John Coulter has provided us with an excellent pictorial reminiscence of Norwood and its surrounds. The book is essentially a portrait of Norwood one hundred years ago, with a few illustrations from the twenties and thirties and a short commentary to set the scenes. Mr Coulter has taken pains to include a number of unfamiliar pictures except, of course, for those who remember Norwood of fifty or sixty years ago when many of the locations still existed ‘in the flesh’ so to speak. His reference to ‘Wesleyans’ instead of to ‘Methodists’ needs however to take into account that the three branches of that denomination jointed together under an Act of Parliament in 1932.
Many will however share his sadness at the loss of so many Victorian buildings in Norwood, but the loss of Newtown, whatever we may think of its replacement, was not mourned. Newtown in the late 1940’s was in many parts a slum with outside sanitation and no bathrooms or hot water. Conservation has to be able to take into account some changes in people’s quality of life, and not all buildings in the Victorian era were well-built or attractive!
One or two inaccuracies have crept into this otherwise excellent publication.

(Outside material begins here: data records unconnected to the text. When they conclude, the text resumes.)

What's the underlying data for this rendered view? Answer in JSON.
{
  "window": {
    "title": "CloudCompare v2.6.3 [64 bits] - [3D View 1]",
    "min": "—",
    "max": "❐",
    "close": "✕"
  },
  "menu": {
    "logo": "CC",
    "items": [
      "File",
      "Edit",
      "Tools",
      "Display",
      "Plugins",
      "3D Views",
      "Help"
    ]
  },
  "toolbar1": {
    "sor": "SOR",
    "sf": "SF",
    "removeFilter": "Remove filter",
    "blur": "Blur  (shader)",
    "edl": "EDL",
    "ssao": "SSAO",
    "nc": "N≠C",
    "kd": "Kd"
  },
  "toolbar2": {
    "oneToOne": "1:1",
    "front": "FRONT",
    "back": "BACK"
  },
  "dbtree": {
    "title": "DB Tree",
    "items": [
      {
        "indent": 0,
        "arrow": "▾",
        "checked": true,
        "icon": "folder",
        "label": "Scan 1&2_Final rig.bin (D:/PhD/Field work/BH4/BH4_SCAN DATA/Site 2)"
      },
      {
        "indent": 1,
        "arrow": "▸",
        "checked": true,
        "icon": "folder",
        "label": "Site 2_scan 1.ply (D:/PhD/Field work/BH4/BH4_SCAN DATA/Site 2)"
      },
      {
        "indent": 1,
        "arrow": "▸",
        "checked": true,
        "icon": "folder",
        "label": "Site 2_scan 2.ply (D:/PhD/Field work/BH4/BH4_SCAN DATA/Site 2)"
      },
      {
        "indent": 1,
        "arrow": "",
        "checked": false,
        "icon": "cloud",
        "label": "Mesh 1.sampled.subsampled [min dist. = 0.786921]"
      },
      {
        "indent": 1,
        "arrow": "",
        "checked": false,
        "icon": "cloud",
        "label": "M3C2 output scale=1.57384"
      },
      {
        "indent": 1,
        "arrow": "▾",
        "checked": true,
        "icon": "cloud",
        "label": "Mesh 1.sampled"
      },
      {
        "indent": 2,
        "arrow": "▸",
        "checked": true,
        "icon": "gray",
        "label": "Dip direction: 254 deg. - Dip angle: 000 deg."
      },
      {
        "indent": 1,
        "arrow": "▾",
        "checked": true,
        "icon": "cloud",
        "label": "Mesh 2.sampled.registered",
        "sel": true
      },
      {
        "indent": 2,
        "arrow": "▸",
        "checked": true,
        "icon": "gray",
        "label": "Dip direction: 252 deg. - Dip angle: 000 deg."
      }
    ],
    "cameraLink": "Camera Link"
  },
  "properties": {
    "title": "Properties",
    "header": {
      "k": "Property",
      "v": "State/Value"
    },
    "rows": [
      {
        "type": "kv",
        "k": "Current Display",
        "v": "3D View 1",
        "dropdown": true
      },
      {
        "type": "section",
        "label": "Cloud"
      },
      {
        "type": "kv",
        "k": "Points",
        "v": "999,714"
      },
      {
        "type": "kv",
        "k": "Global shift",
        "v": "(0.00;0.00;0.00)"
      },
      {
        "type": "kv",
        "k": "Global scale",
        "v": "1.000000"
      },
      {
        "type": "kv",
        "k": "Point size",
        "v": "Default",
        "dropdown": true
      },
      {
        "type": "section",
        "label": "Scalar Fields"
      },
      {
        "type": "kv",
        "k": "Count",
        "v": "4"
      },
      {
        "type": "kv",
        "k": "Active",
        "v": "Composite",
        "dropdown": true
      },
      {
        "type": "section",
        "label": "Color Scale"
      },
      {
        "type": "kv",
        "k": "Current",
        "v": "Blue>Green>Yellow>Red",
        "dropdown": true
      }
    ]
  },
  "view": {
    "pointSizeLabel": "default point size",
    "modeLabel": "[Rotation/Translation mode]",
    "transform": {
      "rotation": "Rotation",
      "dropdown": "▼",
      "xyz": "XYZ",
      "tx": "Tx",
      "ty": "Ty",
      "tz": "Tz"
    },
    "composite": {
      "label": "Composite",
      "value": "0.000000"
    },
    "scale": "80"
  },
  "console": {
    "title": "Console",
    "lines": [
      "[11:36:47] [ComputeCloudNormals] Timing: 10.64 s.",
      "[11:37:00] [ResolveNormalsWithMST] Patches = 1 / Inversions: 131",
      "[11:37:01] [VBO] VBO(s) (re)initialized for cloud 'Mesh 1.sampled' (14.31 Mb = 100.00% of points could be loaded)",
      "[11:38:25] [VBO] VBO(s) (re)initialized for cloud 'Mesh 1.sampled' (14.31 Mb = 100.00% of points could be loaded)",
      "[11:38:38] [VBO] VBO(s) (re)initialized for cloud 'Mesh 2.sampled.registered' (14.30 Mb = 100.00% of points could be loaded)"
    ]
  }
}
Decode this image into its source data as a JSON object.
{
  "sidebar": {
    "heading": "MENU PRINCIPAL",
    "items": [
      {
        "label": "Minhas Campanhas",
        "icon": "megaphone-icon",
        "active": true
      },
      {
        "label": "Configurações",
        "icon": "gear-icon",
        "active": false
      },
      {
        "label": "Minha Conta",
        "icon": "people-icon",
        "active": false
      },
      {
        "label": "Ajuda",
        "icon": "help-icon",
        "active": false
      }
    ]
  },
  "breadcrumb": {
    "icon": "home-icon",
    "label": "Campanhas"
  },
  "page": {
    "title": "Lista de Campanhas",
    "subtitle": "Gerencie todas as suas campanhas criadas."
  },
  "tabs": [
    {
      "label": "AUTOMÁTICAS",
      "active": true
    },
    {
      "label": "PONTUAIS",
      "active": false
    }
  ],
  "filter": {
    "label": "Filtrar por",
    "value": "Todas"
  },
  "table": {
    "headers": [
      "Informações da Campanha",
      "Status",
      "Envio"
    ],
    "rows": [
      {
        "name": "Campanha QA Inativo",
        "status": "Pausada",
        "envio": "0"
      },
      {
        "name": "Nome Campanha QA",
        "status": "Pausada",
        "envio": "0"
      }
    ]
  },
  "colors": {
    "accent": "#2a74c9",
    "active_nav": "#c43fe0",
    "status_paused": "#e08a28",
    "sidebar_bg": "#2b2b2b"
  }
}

The corner of Knight’s Hill, for example, was not a vacant plot for many years. Until the early 1960’s the shops came right up to the pavement, and then Lambeth Council demolished them and built an estate much further back. One can of course criticise what replaced the shops, but on the other hand the generous set-back has enabled the corner site to be planted and landscaped.
This is an excellent and useful historical document and an opportunity for many to indulge in nostalgia.